= AGM-64 Hornet =

Experimental American missile

The AGM-64 Hornet was a missile produced by the United States.

In the early 1960s, North American Aviation produced a missile design for the U.S. Air Force's Anti-Tank Guided Aircraft Rocket (ATGAR) project. The ATGAR was ultimately not produced, but the Air Force was impressed enough that in 1963 it awarded North American a development contract for the ZAGM-64A Hornet missile. The Hornet was planned as a battlefield missile for use against armored vehicles which would mount an electro-optical guidance system.

The first test firing of the prototype XAGM-64A occurred in December 1964. It was powered by a fast-burning solid rocket motor. The electro-optical guidance system provided a live TV image to the cockpit; the operator would lock the missile onto the desired target before launch and the missile would home in on it automatically.

The Air Force ultimately stopped development of the AGM-64, judging that the similar AGM-65 Maverick had more potential. Although not produced as a weapon, the Hornet became a testbed for various guidance systems including different varieties of electro-optical systems and a magnetic guidance system. The program was terminated in 1968.

The XAGM-64 was briefly revived in the early 1970s, again to test missile guidance systems.

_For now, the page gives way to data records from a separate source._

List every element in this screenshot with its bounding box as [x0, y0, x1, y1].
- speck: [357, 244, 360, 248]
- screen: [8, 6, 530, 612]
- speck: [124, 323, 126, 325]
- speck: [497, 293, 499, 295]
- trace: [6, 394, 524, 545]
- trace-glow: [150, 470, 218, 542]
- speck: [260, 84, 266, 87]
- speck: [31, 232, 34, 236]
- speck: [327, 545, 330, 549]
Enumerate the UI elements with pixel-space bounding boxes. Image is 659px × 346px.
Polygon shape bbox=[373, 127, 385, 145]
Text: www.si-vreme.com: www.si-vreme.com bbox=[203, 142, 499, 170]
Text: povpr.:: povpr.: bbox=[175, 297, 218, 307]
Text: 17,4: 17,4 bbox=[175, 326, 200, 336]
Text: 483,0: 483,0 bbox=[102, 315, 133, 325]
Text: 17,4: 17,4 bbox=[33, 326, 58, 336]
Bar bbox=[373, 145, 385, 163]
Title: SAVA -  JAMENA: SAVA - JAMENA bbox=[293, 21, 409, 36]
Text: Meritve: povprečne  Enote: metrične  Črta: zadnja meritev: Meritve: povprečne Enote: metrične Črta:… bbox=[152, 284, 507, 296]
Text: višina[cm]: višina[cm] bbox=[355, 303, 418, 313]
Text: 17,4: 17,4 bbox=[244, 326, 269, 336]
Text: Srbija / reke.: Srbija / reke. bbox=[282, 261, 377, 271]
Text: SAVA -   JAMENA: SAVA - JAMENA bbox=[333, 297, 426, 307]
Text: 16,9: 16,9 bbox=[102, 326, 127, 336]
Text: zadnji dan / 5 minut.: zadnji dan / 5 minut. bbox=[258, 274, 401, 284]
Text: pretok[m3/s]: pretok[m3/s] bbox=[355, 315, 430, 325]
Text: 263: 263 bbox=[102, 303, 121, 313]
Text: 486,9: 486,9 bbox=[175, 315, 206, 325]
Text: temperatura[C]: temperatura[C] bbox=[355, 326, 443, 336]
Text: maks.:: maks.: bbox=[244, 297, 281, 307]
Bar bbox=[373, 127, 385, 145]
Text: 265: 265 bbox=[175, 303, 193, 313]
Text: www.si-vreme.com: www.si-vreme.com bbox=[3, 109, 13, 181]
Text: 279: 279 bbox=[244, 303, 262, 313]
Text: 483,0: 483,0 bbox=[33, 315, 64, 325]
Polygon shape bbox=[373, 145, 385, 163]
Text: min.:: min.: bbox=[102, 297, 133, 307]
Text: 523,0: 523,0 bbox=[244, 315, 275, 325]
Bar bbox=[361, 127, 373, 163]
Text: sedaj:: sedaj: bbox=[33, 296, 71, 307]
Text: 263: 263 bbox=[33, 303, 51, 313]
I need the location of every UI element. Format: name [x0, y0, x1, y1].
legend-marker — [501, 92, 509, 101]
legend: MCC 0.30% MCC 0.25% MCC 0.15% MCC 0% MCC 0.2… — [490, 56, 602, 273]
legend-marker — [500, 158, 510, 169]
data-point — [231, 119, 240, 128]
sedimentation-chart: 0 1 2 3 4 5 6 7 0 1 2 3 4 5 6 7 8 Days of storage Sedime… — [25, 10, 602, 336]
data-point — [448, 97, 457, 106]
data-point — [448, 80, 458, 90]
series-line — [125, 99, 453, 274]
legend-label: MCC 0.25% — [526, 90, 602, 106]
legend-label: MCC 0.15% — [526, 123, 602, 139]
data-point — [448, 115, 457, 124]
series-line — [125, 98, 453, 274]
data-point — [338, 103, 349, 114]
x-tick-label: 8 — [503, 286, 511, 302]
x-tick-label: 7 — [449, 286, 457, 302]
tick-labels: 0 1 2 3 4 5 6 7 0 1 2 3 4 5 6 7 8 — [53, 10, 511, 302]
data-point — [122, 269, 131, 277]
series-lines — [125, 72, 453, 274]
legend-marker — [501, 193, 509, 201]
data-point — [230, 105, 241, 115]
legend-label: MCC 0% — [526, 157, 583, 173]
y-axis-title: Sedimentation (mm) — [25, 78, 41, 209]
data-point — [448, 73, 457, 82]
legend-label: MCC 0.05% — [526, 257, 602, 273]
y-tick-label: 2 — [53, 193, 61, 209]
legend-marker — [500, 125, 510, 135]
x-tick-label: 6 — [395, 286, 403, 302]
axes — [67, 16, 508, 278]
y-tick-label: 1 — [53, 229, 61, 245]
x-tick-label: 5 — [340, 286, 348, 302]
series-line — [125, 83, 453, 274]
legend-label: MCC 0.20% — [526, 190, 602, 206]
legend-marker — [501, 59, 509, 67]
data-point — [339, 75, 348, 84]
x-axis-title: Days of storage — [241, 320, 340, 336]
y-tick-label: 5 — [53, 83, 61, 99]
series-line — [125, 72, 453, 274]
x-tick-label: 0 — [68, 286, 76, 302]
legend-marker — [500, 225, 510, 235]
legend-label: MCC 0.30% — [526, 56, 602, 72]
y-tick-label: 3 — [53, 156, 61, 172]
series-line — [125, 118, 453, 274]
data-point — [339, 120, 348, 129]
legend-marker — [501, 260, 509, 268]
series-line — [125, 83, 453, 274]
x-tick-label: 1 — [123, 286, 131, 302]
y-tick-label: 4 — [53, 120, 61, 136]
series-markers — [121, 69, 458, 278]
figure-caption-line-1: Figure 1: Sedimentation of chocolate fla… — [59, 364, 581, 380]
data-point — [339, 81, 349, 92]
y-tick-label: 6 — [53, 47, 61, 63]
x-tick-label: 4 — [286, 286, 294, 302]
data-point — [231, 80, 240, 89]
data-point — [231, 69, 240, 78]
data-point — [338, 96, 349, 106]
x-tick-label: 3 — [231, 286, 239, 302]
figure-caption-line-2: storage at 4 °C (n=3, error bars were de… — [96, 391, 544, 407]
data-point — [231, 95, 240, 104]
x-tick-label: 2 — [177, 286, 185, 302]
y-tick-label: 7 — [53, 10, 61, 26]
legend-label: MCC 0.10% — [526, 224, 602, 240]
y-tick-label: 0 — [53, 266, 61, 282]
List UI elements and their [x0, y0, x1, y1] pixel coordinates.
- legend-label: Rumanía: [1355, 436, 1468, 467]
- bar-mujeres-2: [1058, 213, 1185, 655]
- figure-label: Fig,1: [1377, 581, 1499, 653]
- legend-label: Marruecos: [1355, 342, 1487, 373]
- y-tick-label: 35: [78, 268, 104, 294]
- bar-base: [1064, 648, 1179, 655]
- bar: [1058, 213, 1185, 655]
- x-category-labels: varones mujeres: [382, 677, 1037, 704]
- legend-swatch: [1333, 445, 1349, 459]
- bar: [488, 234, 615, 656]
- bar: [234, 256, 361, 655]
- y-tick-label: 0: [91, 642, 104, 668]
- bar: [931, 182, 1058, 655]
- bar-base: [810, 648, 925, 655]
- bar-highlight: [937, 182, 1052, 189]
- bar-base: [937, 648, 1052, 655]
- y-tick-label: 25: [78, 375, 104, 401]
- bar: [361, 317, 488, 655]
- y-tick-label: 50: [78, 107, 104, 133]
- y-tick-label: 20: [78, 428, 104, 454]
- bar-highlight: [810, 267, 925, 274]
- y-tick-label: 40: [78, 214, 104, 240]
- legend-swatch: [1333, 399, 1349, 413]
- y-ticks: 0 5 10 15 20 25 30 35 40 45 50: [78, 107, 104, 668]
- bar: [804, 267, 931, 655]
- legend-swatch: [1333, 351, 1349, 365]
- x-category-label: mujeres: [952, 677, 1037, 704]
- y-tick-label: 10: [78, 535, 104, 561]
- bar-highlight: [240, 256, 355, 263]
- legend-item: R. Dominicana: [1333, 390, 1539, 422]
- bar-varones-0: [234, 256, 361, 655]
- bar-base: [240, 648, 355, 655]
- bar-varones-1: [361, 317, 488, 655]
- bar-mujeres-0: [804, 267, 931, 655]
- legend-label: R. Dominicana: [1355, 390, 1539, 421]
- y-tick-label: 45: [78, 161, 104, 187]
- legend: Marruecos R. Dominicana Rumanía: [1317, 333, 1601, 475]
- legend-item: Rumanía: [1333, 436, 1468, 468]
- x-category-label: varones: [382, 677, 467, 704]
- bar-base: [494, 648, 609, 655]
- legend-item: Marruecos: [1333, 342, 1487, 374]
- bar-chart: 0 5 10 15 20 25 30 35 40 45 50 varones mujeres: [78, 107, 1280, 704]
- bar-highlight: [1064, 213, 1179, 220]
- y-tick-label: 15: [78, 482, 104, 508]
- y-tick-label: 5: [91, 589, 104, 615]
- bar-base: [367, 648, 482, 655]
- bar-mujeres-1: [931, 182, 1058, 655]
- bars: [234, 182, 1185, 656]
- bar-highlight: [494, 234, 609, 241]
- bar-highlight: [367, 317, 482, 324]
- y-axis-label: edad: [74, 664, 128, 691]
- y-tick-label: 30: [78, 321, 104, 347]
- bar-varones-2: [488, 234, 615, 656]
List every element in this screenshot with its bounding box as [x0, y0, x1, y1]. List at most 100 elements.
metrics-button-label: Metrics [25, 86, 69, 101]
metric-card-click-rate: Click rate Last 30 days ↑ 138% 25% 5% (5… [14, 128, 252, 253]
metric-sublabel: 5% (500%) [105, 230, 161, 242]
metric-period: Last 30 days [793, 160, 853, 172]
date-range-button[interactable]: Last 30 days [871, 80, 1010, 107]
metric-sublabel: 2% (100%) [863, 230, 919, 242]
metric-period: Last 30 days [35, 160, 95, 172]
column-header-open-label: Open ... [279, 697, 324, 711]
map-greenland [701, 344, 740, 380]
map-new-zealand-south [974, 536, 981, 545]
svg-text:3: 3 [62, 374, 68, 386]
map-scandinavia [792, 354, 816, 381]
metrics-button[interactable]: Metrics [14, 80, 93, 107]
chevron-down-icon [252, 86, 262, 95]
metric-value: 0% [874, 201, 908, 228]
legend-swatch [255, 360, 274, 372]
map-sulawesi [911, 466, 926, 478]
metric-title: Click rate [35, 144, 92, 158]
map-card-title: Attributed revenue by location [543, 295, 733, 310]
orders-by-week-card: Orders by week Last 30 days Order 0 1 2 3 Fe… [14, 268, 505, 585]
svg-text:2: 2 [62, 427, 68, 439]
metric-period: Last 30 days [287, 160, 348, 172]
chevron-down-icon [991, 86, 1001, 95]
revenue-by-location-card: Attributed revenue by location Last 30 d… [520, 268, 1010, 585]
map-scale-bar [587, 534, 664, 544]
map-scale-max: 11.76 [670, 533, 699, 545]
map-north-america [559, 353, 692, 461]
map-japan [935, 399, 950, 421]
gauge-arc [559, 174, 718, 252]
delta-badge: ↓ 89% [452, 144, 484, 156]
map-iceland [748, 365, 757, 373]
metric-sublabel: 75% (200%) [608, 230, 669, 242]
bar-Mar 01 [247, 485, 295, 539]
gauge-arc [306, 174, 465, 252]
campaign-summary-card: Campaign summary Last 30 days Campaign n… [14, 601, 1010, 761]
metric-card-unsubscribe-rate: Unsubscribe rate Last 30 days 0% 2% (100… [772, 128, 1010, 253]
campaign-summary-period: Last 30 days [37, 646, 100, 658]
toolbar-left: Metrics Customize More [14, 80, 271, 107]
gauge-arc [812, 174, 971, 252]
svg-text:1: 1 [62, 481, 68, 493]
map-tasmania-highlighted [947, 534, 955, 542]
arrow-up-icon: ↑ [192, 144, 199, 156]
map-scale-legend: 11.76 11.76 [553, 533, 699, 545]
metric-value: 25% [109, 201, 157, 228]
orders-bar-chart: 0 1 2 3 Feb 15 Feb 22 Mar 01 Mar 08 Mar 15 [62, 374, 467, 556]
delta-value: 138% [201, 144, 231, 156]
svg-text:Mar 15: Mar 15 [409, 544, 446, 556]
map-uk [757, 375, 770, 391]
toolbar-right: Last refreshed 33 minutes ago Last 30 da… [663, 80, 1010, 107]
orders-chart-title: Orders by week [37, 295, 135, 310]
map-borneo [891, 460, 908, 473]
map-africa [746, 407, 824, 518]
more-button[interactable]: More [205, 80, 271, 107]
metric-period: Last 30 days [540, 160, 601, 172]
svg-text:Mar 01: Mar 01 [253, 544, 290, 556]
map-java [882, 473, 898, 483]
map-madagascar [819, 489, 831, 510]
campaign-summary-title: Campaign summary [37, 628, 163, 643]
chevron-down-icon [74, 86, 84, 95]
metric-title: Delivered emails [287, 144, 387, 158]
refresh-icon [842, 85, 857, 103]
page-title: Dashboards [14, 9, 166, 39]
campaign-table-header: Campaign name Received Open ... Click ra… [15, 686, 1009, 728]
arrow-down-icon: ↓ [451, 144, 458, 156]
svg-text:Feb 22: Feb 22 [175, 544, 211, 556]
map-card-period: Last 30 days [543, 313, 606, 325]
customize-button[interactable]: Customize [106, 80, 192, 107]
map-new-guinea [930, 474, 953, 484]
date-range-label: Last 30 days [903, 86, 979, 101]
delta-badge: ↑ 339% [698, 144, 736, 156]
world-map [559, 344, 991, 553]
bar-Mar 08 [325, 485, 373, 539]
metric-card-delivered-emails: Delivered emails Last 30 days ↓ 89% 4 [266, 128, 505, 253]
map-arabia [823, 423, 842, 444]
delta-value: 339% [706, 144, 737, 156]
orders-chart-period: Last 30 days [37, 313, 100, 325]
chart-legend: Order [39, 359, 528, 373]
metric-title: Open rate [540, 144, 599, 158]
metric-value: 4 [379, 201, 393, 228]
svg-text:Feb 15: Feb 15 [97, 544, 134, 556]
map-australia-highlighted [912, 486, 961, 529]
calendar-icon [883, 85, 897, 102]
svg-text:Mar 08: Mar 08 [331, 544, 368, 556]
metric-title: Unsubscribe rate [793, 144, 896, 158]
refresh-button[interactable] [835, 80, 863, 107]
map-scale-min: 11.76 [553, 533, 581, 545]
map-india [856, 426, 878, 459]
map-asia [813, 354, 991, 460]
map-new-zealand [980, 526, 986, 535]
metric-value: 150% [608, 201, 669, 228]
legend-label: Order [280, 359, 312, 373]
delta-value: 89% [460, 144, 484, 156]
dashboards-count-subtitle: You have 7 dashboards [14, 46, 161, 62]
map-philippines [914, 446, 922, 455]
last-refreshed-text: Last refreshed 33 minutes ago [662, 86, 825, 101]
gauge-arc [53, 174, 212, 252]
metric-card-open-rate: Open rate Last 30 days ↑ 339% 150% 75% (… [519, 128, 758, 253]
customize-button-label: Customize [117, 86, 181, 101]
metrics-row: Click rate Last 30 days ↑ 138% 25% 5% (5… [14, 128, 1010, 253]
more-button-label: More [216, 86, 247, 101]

The propulsion system of the missile was upgraded, increasing the range to as much as 2.5 miles (4 km). In this configuration the Hornet tested laser guidance packages, the electro-optical system designed for the GBU-8/B and GBU-9/B Homing Bomb System (HOBOS) glide bombs, and the terminal guidance system for the AGM-114 Hellfire anti-tank missile.

==Operators==
- The United States Air Force canceled the AGM-64 before service entry.